Using a RAMdisk for swap has one acceptable use case: a system with >4GB RAM running a 32bit version of windows, where windows itself cannot access the >4GB ram. Otherwise, it's plain idiotic - the RAM you're swapping to would have been better spent serving memory requests instead of swap. Better get enough RAM and disable the pagefile altogether.
-f0dder
Wrong
. Well, presumptive.
I know a bunch of folk still on 32-bit systems, several still on Win98
, one (1) old geezer still running Win3.1
. (They did upgrade hardware, to some extent, just not software.) For these folk, the RAMdisk question can be important. They don't want to upgrade the OS - they're comfortable with what they have and have no desire to lean a new OS - but they do want to maximize wherever possible. These are not the
cognoscenti, just average folk who have other things to do than live in our hardware/software world, and they have other priorities than getting the latest, greatest hardware/software. But they do want performance when they're here.

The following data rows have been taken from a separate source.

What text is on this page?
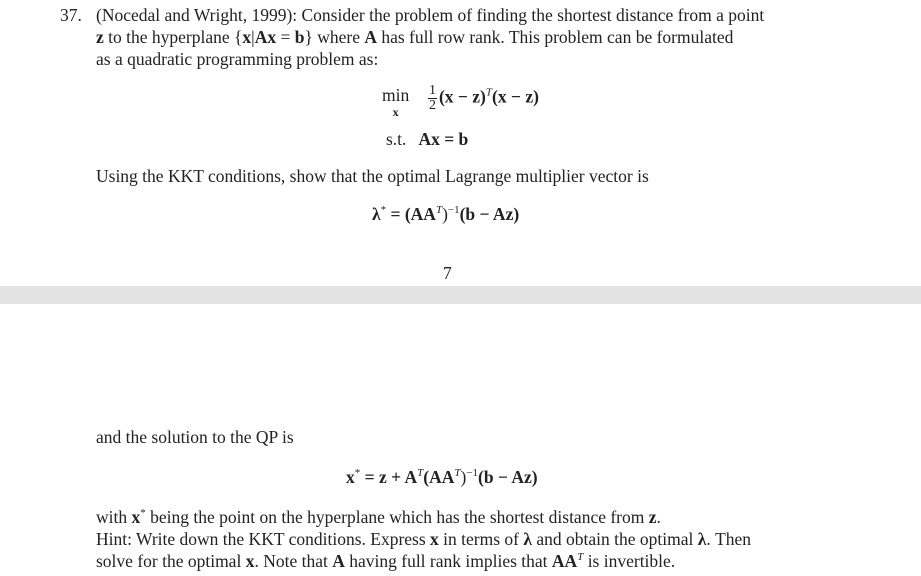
37. (Nocedal and Wright, 1999): Consider the problem of finding the shortest distance from a point
z to the hyperplane {x|Ax = b} where A has full row rank. This problem can be formulated
as a quadratic programming problem as:
min
x
	$\frac{1}{2} (x - z)^T(x - z)$
s.t. Ax = b
Using the KKT conditions, show that the optimal Lagrange multiplier vector is
$\lambda^* = (AA^T)^{-1}(b - Az)$
7
and the solution to the QP is
$x^* = z + A^T(AA^T)^{-1}(b - Az)$
with x* being the point on the hyperplane which has the shortest distance from z.
Hint: Write down the KKT conditions. Express x in terms of λ and obtain the optimal λ. Then
solve for the optimal x. Note that A having full rank implies that $AA^T$ is invertible.
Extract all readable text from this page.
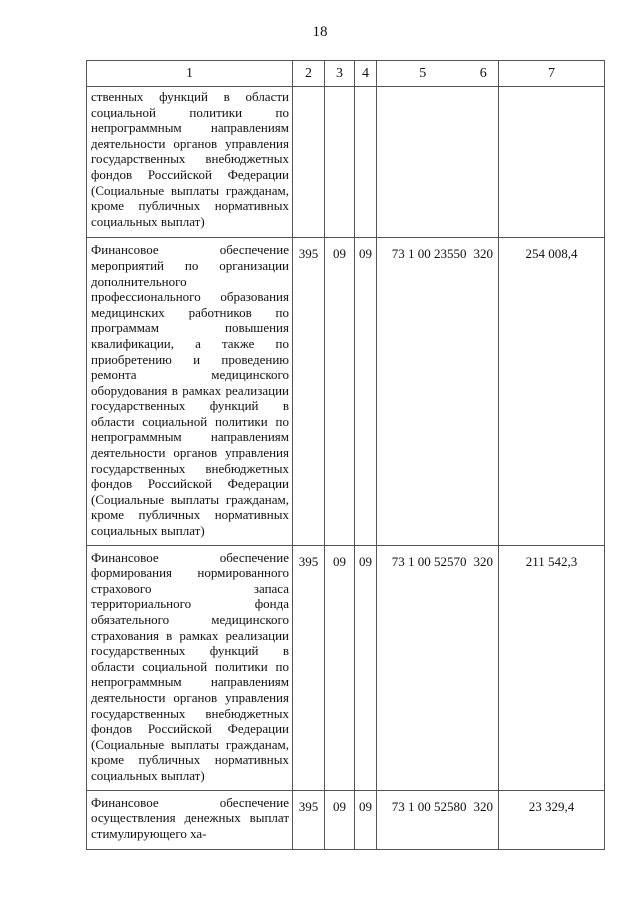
18
1	2	3	4	5	6	7
ственных функций в области социальной политики по непрограммным направлениям деятельности органов управления государственных внебюджетных фондов Российской Федерации (Социальные выплаты гражданам, кроме публичных нормативных социальных выплат)						
Финансовое обеспечение мероприятий по организации дополнительного профессионального образования медицинских работников по программам повышения квалификации, а также по приобретению и проведению ремонта медицинского оборудования в рамках реализации государственных функций в области социальной политики по непрограммным направлениям деятельности органов управления государственных внебюджетных фондов Российской Федерации (Социальные выплаты гражданам, кроме публичных нормативных социальных выплат)	395	09	09	73 1 00 23550	320	254 008,4
Финансовое обеспечение формирования нормированного страхового запаса территориального фонда обязательного медицинского страхования в рамках реализации государственных функций в области социальной политики по непрограммным направлениям деятельности органов управления государственных внебюджетных фондов Российской Федерации (Социальные выплаты гражданам, кроме публичных нормативных социальных выплат)	395	09	09	73 1 00 52570	320	211 542,3
Финансовое обеспечение осуществления денежных выплат стимулирующего ха-	395	09	09	73 1 00 52580	320	23 329,4
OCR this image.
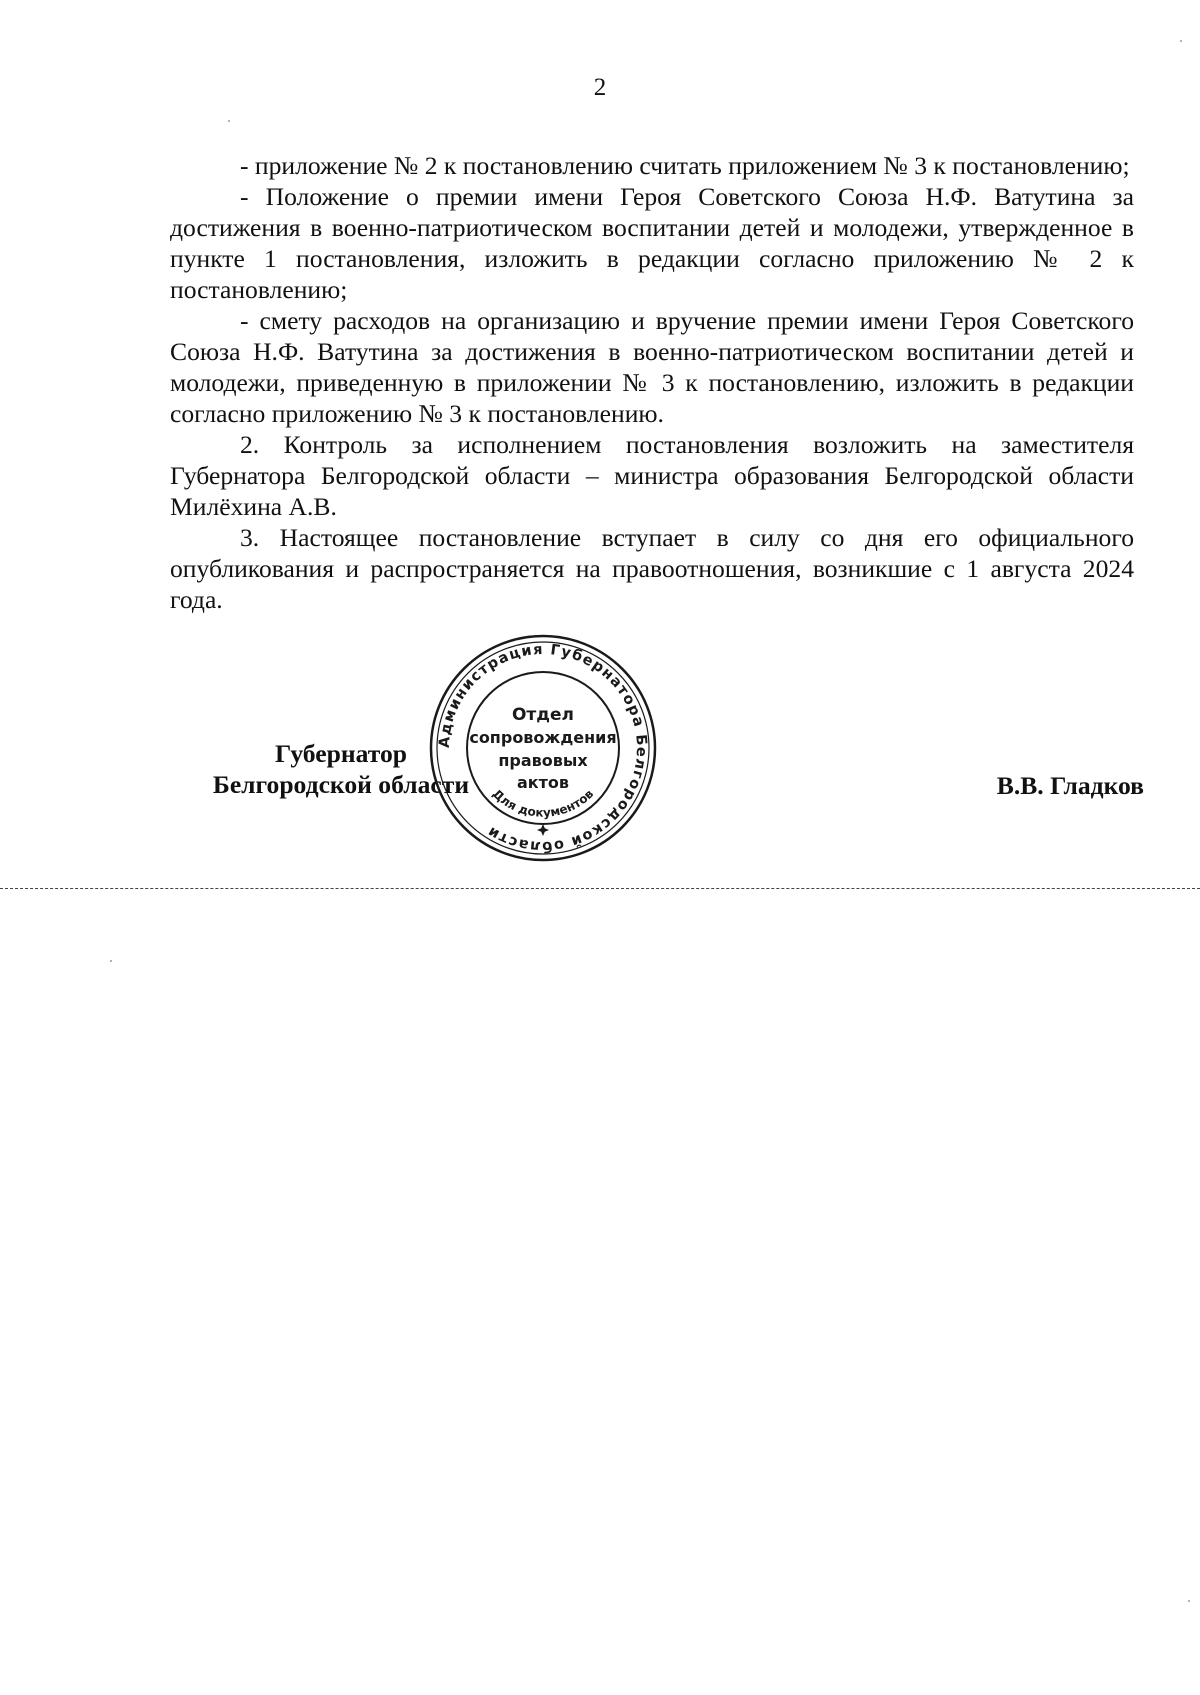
2

- приложение № 2 к постановлению считать приложением № 3 к постановлению;

- Положение о премии имени Героя Советского Союза Н.Ф. Ватутина за достижения в военно-патриотическом воспитании детей и молодежи, утвержденное в пункте 1 постановления, изложить в редакции согласно приложению № 2 к постановлению;

- смету расходов на организацию и вручение премии имени Героя Советского Союза Н.Ф. Ватутина за достижения в военно-патриотическом воспитании детей и молодежи, приведенную в приложении № 3 к постановлению, изложить в редакции согласно приложению № 3 к постановлению.

2. Контроль за исполнением постановления возложить на заместителя Губернатора Белгородской области – министра образования Белгородской области Милёхина А.В.

3. Настоящее постановление вступает в силу со дня его официального опубликования и распространяется на правоотношения, возникшие с 1 августа 2024 года.

Губернатор
Белгородской области
Администрация Губернатора Белгородской области
Отдел
сопровождения
правовых
актов
Для документов	В.В. Гладков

Hence, the RAMdisk question.
On another note, the machine I'm on right now has 6G RAM. Running Win7-64. Intel i7. I use a desktop gadget to watch memory and core usages. Seldom see RAM usage above 60%, never above 75%. So, isn't that 1.5G RAM wasted? It's not being used by system or software. So why not make that a RAMdisk as mentioned previously, thus decreasing writes to HDD
or SSD, thus decreasing wear & tear? Prolly not a perceived speed increase, considering the machine in use. And, since temporary files, for the most part, don't matter, nor does the pagefile system, once you reboot, there's no harm, no foul, for a RAMdisk, is there? Am I wrong here? If so, show me.